MEMORANDUM **
Yunxia Sun, a native and citizen of China, petitions for review of the Board of Immigration Appeals’ (“BIA”) decision that affirmed the Immigration Judge’s (“IJ”) denial of her application for asylum, withholding of removal, and relief under the Convention Against Torture (“CAT”). We have jurisdiction pursuant to 8 U.S.C. § 1252. We review for substantial evidence, Gui v. INS, 280 F.3d 1217, 1225 (9th Cir.2002), and we grant the petition and remand.
The IJ found Sun not credible because her testimony was inconsistent regarding who introduced her to the religion of Christianity and regarding the amount of time it took her to travel to Beijing. Because minor inconsistencies are insufficient to support an adverse credibility finding, these findings are not supported by substantial evidence. See Mendoza Manimbao v. Ashcroft, 329 F.3d 655, 660 (9th Cir.2003).
In addition, the IJ found Sun not credible because her testimony was unresponsive regarding how she knew the Bibles were confiscated during her arrest and inconsistent regarding where the Bibles were during her home church gathering.
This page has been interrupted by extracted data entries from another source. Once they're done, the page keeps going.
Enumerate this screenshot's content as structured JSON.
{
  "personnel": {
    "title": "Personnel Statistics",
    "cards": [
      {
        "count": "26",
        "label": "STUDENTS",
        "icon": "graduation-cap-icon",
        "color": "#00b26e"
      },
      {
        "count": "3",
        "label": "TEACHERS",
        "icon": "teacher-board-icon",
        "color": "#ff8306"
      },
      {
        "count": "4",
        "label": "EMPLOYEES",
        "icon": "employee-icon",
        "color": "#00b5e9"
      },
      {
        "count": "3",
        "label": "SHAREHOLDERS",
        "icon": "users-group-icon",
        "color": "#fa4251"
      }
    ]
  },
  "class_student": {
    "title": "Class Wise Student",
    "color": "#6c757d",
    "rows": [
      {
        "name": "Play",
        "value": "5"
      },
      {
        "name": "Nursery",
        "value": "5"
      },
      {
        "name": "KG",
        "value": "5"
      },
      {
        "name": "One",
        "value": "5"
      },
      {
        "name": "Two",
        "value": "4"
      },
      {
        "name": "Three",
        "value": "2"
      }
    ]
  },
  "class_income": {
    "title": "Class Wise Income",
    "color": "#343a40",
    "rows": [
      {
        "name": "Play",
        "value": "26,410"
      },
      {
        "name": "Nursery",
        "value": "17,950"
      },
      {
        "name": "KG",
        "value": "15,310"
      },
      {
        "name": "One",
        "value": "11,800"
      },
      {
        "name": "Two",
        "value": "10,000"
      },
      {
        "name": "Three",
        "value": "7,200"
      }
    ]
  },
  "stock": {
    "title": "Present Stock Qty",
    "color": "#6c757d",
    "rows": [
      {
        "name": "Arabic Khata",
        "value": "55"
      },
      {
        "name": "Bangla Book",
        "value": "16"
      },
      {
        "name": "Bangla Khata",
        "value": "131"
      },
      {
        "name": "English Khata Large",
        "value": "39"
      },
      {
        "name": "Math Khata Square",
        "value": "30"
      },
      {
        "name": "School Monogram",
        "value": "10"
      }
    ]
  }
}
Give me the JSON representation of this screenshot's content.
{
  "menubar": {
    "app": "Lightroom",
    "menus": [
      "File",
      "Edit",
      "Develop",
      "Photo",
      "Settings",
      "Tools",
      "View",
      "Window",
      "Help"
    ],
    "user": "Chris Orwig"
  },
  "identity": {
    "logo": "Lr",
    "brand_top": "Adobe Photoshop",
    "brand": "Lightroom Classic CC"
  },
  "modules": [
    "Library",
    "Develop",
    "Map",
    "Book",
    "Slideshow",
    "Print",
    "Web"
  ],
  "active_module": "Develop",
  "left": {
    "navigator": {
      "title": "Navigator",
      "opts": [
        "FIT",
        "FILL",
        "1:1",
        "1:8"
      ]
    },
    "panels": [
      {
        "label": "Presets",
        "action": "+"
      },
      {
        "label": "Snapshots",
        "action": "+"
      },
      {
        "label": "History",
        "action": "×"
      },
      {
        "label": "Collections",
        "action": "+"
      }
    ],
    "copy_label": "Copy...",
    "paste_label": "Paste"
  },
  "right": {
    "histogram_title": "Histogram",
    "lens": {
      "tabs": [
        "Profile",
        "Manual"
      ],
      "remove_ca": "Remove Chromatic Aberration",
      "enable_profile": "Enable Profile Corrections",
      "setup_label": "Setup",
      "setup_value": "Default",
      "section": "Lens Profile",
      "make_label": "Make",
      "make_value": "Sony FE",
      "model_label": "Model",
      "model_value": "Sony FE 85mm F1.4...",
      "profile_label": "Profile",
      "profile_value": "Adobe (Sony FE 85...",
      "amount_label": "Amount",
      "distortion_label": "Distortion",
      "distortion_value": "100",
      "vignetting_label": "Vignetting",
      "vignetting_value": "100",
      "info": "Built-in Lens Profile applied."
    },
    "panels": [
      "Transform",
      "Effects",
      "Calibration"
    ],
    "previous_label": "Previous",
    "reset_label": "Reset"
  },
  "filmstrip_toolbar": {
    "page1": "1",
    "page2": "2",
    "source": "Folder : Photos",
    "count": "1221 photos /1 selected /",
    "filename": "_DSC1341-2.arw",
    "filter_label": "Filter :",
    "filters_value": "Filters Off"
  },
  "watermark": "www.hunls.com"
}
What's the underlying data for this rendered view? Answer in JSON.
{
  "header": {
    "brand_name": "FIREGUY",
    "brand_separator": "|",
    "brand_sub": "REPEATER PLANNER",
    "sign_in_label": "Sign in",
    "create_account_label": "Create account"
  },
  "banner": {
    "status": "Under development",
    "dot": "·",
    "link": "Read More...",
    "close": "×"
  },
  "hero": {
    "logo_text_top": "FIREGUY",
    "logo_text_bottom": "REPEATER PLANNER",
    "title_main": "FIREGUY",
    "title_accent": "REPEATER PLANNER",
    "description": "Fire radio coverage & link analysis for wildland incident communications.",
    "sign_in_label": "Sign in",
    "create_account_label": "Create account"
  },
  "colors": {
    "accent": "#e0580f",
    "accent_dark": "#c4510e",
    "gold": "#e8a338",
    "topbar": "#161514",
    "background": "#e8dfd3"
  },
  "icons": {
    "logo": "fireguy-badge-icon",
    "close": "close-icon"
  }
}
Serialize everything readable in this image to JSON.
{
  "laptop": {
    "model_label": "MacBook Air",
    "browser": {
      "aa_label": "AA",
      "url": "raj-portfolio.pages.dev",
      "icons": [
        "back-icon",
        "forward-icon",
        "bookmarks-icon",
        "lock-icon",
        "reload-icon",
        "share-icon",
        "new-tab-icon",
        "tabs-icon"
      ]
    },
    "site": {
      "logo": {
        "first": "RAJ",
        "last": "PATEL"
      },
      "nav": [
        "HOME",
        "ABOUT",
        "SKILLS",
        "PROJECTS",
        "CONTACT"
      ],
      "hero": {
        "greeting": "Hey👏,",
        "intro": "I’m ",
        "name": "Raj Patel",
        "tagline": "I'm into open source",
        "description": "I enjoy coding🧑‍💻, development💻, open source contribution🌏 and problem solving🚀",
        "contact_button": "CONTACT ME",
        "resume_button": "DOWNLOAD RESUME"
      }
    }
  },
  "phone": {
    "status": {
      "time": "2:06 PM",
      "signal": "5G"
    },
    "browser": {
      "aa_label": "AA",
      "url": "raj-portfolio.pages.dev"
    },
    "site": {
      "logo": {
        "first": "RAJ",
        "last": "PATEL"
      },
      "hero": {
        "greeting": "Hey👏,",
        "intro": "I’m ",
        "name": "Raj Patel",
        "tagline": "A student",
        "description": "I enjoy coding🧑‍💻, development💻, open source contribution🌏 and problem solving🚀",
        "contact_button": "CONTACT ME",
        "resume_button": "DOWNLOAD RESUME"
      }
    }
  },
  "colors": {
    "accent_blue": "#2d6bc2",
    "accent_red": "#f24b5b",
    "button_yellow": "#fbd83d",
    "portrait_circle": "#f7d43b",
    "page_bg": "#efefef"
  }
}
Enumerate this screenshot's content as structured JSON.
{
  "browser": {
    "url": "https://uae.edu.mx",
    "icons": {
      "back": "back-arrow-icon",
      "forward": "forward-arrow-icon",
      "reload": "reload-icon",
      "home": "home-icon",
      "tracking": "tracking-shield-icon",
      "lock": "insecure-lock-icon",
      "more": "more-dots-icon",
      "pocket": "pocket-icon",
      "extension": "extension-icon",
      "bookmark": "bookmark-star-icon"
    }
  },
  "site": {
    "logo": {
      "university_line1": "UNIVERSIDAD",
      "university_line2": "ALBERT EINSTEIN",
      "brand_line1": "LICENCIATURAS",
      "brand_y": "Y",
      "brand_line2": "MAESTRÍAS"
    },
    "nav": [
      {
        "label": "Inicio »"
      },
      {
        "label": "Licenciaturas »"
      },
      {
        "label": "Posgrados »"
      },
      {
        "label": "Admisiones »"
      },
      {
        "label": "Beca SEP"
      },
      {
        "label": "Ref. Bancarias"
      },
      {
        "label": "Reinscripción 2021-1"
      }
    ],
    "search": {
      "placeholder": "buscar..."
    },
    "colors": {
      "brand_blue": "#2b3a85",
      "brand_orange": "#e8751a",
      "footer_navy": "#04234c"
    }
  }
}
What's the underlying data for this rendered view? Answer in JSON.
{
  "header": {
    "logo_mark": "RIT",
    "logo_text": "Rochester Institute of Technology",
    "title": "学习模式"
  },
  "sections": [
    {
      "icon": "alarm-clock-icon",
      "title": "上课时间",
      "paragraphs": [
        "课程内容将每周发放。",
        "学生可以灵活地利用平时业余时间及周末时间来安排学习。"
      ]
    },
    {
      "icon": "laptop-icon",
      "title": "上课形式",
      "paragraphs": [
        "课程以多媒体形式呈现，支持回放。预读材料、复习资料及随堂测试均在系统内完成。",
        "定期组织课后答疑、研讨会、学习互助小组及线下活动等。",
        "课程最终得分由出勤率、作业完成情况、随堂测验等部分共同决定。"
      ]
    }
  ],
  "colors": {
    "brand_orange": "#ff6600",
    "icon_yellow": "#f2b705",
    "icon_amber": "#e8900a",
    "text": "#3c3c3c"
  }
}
Because the petitioner answered the questions asked of her, see Garrovillas v. INS, 156 F.3d 1010, 1014-15 (9th Cir.1998), and she was never given the opportunity to explain the perceived inconsistency, see Chen v. Ashcroft, 362 F.3d 611, 618 (9th Cir.2004), substantial evidence does not support these findings.
The IJ also found Sun not credible because she never testified as to whether the *684Chinese police asked her questions about the Bibles they confiscated or her belief in Jesus Christ. Because this finding rests on speculation about the types of questions the Chinese police would ask, substantial evidence does not support this finding. See Singh v. Gonzales, 439 F.3d 1100, 1108 (9th Cir.2006).
Finally, the IJ found Sun’s physical demeanor “rehearsed” when asked whether she fears returning to China. This finding is not supported by substantial evidence because the IJ based this finding on a nonexistent inconsistency, see Bandari v. INS, 227 F.3d 1160, 1167 (9th Cir.2000), and therefore the IJ did not “cogently” refer to any aspect of Sun’s demeanor, see Arulampalam v. Ashcroft, 353 F.3d 679, 686 (9th Cir.2003).
The BIA declined to reach the IJ’s alternate findings which dealt with the merits of Sun’s asylum and withholding of removal claims. Accordingly, we grant the petition and remand to the agency for further proceedings consistent with this disposition. See INS v. Ventura, 537 U.S. 12, 16-18, 123 S.Ct. 353, 154 L.Ed.2d 272 (2002) (per curiam).
PETITION FOR REVIEW GRANTED and REMANDED.